I gotta say I'm not sure what the question is. Or more accurately what the answer would be.

Is SME secure? In the experience of the folks here it appears to be.

Do I have valuable stuff behind it? My clients do. I have files that are important to me.

Is it secure enough to sleep well at night? I do.

Do I think the folks at Mitel are on top of  security concerns and responsive in addrssing them? Yes, that is my impression.

Is e-smith as secure as other distributions? It seems to be as secure or even more secure (just due to less 'stuff' being loaded and Mitel being a mite conservative in versions) then the Red Hat it is based upon.

Could it withstand a determined attack by a team of NSA spooks? Who can judge?

If you are THAT concerned about security then I suggest you shouldn't be looking at a free distribution of an easy to administer general purpose server. Consider something behind a dedicated firewall or four, running a very secure OS like OpenBSD, AIX, or honestly, MacOS 9 (US Army swore by it - limited as a server but by that virtue hard to hack!)

Does any of that help?

Oh, and yeah, I wouldn't expect Mitel to be answering any "is it secure" questions on 6beta at all. Nobody serious about security would be using a release not judged by it's creators to be production-ready much less secure. Either pay and get the SME version of 6 with support or wait for the e-smith version to come out before asking for judgement calls on it.

[Graeme Fleming]

Your really asking the wrong question - security is a state of mind!

The question is: how secure do I need a system to be?  A level of security is made up of many component aspects that relate to a system as a whole; no point having the biggest badest system in the world if someone can compromise the server physical security and hack the admin password!!!
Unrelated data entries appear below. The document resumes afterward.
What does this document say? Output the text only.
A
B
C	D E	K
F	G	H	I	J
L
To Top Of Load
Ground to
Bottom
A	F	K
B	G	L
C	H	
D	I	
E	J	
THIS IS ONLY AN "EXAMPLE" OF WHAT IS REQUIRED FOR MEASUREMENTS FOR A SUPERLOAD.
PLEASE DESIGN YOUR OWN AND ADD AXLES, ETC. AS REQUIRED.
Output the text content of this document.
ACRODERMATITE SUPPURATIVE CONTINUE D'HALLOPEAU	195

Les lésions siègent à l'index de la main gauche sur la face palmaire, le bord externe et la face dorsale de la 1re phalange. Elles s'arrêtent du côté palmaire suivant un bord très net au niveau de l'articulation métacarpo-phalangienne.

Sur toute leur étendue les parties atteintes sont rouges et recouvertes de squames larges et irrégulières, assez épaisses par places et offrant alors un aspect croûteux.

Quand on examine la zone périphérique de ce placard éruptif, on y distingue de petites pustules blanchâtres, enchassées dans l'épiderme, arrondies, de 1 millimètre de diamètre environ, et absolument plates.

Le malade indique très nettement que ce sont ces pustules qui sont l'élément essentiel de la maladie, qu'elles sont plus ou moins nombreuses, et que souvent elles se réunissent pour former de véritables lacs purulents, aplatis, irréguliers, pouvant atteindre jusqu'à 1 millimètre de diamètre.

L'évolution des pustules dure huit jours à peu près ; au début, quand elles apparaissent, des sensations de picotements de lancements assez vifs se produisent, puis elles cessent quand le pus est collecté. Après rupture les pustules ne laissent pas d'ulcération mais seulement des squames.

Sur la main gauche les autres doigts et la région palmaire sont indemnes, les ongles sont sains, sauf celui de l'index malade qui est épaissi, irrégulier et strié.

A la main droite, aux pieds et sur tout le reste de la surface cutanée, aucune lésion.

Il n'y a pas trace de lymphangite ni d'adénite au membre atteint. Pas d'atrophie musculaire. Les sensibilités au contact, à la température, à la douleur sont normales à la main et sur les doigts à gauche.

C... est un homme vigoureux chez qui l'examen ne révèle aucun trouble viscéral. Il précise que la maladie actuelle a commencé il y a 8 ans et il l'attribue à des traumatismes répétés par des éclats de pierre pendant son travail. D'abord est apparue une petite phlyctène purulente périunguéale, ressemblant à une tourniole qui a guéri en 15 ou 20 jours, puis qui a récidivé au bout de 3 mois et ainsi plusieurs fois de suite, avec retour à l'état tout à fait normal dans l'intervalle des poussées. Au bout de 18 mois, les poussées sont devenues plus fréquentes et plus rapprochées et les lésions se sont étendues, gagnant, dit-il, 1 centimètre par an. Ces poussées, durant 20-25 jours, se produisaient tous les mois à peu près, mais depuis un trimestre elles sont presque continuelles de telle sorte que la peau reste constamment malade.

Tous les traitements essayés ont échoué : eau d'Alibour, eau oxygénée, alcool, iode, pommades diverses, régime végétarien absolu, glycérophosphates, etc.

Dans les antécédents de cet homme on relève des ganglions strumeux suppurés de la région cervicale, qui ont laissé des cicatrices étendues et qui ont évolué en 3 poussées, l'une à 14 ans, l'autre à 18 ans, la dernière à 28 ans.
If you are worried or concerned consult a specialist to review your whole system and broaden your view of security and treat it as a discipline in its own right.

[Maggard]

Graeme Fleming wrote:
>
> Your really asking the wrong question - security is a state
> of mind!
>
> The question is: how secure do I need a system to be?  A
> level of security is made up of many component aspects that
> relate to a system as a whole; no point having the biggest
> badest system in the world if someone can compromise the
> server physical security and hack the admin password!!!

Or just wheel the server out...

>http://catless.ncl.ac.uk/Risks/22.90.html#subj1

Had a buddy last month trying to track down where a client's bandwidth was going. Packets were suddenly getting dropped all over the floor but nothing should have changed on the site. Tracked it down to BitTorrent traffic. Turned out the company on the floor below had an admin-asst/techie with a serious pr0n habit who'd done some midnight rewiring to get more bandwidth...

-- Michael

I can't say too much, I once had an E-Z Bake oven on my in-lab test server racks for over a year before my VP noticed anything odd (I think it was it's pale green color.) Made a great corn muffin thing over the 100w bulb tho'.